There may be more as well.

Now, the second piece: mobile technology and screen time. The explosion of iPads and smartphones and other mobile devices being accessible in most homes took off approximately six to seven years ago. Just as this year’s kindergarten class was being born. The majority of these children have always had screens in front of their faces. The constantly shifting images, the bright colors, the stimulation from the LED screens, the audio input. From birth. How many times have we seen toddlers working their parent’s phones? One year-olds with their own iPads? Babies with a video playing on a phone while the adults enjoy an uninterrupted dinner? Heck, they even make a potty with it’s own tablet.
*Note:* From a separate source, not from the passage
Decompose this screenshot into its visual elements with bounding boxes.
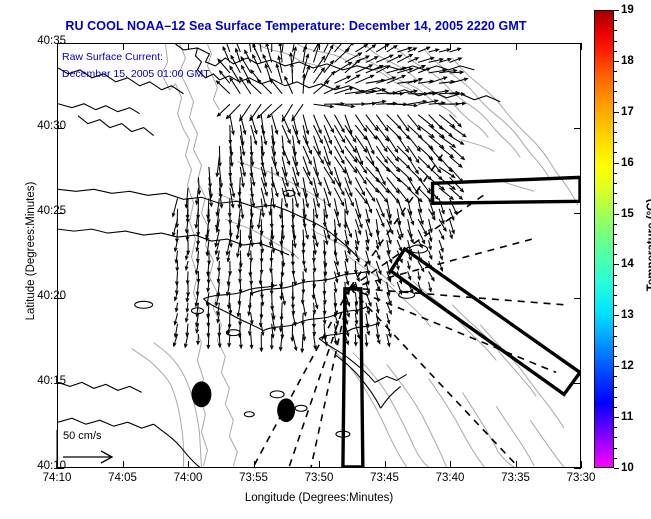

Here’s my thought: Kids today can’t function without a screen. They can’t listen and process verbal directions without the ever-shifting visual stimulation. There appears to be a significant underdevelopment of audio skills with an over reliance on visual input (and this could be further impacted by impaired eye development as discussed above). We have a whole grade-level of kids who can’t learn from a person because they’re so used to being engaged by a screen.

If I’m right, this is frightening.

Don’t get me wrong—I love my technology. My kids have tablets and iPods and Chromebooks (although they did not have access to this technology until at least the age of seven). I may be slightly addicted to my phone. But I really worry about five and six year-olds who simply cannot follow two and three-step commands.
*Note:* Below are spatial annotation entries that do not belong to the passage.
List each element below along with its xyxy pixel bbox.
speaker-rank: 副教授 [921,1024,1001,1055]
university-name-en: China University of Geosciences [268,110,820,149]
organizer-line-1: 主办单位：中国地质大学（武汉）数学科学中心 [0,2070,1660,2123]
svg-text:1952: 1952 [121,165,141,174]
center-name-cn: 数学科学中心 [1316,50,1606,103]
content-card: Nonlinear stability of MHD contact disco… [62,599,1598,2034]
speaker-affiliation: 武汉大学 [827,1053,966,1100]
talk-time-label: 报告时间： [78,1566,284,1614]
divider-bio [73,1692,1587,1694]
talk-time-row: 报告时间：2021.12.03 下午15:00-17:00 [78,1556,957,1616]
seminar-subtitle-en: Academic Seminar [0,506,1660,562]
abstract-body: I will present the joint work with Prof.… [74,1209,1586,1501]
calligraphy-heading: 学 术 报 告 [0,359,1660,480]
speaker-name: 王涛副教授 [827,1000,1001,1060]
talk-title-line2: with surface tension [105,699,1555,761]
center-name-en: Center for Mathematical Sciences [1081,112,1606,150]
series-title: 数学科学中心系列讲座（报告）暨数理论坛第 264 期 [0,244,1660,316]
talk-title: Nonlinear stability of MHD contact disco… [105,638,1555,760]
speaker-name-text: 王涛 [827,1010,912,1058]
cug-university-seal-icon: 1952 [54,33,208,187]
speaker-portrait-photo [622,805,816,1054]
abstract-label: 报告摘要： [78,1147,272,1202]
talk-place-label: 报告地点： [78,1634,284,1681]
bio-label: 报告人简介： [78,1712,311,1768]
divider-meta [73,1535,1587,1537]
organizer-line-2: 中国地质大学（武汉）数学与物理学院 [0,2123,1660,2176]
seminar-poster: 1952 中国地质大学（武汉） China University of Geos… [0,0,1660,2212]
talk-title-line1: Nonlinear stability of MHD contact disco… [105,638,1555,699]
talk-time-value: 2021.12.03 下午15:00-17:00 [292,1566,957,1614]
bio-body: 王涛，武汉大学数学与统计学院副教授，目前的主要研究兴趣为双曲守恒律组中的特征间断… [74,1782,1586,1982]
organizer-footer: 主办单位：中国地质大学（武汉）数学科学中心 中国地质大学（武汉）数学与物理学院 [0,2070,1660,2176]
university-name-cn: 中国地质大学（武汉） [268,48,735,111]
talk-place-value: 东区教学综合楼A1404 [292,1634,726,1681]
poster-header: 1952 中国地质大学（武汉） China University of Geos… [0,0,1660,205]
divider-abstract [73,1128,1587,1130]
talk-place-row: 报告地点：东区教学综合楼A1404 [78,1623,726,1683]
Here’s how I figured this out. I watched a class doing a GoNoodle Yoga video (one of the Maximo ones). The class looked great. Then, I had the teacher leave the audio on, but turn the picture off. Initially about half the class continued what they were doing, and even completed the next step. The other half of the class immediately stood up (they had been bent over, stretching to one leg), and seemed paralyzed by the fact that the image had disappeared. The teacher gave the instruction to listen and follow along. At the end of the video, every single child was bent over as they had been when the image was turned off. They should have been standing. Not one single child had been able to listen and follow the directions.

I’m not a researcher, and I don’t have data (although I may start collecting some) to support this. These are my theories and hypothesis of why these kids are struggling so. Try the GoNoodle (or similar video) trick and see if your kids can continue on once the image is turned off. What do they do?

What do you think? How are your kindergarteners this year?